Reputation: 107
Let's say I have a dataframe that looks something like this:
The following table is an example, I have like 120000 questions
Question | Hint | Cluster Label|
q1 |q1_h1 |1
q1 |q1_h2 |1
q1 |q1_h3 |1
q2 |q2_h1 |2
q2 |q2_h2 |2
q3 |q3_h1 |1
q4 |q4_h1 |2
q4 |q4_h2 |2
I want to groupby question and split dataframe into train and test such that associated question and hints are captured together and stratified on label. So output that I require would be:
train:
Question | Hint | Cluster Label|
q1 |q1_h1 |1
q1 |q1_h2 |1
q1 |q1_h3 |1
q2 |q2_h1 |2
q2 |q2_h2 |2
test:
Question | Hint | Cluster Label|
q3 |q3_h1 |1
q4 |q4_h1 |2
q4 |q4_h2 |2
Upvotes: 0
Views: 140
Reputation: 698
Looks like you need to use GroupKFold
or StratifiedGroupKFold
.
From the user manual, GroupKFold
"is a variation of k-fold which ensures that the same group is not represented in both testing and training sets."

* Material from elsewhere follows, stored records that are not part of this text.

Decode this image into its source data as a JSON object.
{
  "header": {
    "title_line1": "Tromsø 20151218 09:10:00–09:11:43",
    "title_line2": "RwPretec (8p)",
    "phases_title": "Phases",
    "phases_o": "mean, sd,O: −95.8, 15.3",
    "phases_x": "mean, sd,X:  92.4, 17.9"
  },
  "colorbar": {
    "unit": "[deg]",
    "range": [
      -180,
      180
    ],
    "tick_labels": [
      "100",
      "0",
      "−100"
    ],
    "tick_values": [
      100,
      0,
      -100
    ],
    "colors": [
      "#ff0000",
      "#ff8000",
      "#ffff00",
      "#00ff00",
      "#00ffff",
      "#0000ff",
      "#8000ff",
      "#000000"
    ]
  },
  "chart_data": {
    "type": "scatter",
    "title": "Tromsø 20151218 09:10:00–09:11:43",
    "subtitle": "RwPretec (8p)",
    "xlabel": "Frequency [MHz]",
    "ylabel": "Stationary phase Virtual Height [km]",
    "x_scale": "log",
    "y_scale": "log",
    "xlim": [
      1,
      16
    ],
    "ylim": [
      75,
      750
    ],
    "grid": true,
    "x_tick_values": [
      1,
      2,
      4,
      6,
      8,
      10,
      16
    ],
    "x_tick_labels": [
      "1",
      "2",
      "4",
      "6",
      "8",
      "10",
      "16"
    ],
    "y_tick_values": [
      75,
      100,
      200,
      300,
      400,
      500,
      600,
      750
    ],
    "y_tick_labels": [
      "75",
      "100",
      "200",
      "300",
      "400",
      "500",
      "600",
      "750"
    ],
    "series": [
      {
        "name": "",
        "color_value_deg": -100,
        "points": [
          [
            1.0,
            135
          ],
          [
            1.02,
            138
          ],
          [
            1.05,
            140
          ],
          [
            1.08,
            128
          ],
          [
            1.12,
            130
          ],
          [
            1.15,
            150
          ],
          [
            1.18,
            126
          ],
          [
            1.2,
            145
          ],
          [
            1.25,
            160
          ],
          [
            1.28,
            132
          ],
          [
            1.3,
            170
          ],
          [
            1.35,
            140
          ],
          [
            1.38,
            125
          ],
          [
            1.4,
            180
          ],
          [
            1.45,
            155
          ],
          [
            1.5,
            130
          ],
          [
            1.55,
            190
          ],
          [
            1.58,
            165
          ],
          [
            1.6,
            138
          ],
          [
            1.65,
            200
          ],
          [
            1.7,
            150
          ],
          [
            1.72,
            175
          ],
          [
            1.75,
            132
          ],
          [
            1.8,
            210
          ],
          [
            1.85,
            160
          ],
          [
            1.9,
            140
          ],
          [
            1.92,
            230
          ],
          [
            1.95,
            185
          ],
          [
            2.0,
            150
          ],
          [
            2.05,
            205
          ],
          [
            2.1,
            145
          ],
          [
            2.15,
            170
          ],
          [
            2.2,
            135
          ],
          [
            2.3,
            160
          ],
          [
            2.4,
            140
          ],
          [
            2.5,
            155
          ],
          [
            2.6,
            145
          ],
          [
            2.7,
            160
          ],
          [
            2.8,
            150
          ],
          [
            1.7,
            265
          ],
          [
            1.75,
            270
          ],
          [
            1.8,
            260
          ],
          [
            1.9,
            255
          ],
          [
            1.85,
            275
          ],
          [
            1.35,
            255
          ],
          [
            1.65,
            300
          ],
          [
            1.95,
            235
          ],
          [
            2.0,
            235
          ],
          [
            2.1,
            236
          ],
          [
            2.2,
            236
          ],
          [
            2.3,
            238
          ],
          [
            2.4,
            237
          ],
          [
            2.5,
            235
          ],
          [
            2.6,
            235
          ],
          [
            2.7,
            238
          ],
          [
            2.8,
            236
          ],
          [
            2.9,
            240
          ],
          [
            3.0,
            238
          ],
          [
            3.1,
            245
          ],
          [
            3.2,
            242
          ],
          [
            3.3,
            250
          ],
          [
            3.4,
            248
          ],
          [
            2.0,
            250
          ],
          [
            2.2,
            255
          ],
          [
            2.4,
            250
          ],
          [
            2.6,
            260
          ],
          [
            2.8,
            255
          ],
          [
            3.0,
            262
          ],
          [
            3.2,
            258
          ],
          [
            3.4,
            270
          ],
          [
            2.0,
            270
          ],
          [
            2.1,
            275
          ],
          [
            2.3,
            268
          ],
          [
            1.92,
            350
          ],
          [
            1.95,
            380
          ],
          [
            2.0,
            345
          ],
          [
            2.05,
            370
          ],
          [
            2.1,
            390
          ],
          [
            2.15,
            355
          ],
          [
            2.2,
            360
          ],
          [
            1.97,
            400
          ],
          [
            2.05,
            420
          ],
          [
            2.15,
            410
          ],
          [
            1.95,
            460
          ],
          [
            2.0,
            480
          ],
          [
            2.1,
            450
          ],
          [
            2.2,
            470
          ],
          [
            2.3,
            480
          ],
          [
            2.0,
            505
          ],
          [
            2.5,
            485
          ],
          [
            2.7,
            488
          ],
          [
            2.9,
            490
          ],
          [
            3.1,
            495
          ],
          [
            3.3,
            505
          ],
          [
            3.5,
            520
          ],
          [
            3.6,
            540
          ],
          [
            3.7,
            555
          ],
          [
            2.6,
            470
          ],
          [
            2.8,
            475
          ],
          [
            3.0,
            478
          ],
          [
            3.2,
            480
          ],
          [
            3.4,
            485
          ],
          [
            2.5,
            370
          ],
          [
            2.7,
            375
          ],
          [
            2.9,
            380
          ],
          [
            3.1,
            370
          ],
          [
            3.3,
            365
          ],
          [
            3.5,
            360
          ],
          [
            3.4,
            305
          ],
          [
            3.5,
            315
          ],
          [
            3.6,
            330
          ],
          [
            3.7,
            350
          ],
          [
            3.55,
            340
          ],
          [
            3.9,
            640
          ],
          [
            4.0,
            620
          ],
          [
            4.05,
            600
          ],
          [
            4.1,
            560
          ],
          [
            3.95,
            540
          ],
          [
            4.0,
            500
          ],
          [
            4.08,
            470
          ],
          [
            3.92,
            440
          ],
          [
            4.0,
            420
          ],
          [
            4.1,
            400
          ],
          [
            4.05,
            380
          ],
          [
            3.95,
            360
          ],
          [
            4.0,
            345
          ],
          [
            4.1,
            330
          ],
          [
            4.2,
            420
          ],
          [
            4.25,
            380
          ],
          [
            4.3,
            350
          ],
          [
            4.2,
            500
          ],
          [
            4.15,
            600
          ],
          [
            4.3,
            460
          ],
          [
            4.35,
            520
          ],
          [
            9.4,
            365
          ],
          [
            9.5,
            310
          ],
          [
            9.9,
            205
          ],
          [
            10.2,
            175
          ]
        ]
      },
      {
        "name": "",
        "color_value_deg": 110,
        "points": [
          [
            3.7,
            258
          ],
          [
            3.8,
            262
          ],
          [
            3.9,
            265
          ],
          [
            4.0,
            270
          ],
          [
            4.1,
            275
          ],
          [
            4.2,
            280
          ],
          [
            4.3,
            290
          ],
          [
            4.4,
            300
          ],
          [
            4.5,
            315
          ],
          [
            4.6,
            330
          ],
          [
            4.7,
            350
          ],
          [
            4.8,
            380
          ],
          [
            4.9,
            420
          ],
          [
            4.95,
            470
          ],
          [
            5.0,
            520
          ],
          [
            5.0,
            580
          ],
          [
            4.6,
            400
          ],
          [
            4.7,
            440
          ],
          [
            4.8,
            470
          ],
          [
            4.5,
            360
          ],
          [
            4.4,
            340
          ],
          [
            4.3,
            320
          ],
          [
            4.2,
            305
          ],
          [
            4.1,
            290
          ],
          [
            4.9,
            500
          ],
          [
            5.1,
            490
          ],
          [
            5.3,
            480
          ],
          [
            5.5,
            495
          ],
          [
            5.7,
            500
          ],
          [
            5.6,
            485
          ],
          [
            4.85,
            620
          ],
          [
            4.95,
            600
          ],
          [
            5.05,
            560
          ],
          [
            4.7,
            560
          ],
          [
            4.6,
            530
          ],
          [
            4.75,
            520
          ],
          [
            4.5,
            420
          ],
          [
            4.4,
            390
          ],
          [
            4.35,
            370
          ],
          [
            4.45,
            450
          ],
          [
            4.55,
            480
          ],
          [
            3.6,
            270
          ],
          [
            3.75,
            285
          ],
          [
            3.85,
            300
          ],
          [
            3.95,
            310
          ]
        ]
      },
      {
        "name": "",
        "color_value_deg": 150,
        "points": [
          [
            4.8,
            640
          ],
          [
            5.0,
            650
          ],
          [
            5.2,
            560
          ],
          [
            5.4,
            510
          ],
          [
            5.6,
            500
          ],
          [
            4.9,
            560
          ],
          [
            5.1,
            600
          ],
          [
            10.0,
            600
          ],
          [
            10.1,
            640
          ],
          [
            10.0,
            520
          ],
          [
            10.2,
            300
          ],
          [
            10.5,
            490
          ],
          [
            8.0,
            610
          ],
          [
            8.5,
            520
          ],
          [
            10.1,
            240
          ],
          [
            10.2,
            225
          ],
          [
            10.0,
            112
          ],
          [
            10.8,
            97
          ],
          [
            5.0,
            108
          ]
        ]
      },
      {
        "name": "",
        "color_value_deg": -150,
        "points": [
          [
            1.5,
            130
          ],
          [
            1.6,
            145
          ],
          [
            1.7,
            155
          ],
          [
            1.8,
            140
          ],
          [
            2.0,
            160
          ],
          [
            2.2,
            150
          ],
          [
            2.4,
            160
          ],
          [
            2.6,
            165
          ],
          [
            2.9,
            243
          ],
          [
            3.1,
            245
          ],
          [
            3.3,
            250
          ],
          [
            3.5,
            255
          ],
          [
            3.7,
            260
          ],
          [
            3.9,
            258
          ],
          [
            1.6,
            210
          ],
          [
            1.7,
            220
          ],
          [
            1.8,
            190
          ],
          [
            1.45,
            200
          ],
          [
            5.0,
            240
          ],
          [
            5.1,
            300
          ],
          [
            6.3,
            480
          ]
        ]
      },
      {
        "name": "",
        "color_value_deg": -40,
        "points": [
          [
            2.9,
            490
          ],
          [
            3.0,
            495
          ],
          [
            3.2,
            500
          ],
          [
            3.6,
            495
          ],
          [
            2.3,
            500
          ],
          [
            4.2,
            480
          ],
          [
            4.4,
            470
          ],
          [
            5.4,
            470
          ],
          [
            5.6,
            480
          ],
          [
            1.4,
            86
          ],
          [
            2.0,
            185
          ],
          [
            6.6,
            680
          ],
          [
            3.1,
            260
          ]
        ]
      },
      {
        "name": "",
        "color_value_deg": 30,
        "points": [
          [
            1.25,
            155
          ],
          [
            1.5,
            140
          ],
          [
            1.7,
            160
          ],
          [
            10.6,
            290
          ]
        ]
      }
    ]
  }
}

To use it, you call the constructor as normal:
gkf = GroupKFold(n_splits = 5)
and when you call the split
method of gkf
you specify the variable to group on (in your case 'Question').
If you're using it in GridSearchCV
or similar, you specify the group in as the 'groups' variable in the call to GridSearchCV
. See previous answer here.
Upvotes: 0
Reputation: 5430
You can simply split the DataFrame according to the value in Hint
:
df_train= df[(df['Hint'].str.contains('q1')) | (df['Hint'].str.contains('q2'))]
and similarly for df_test
Upvotes: 1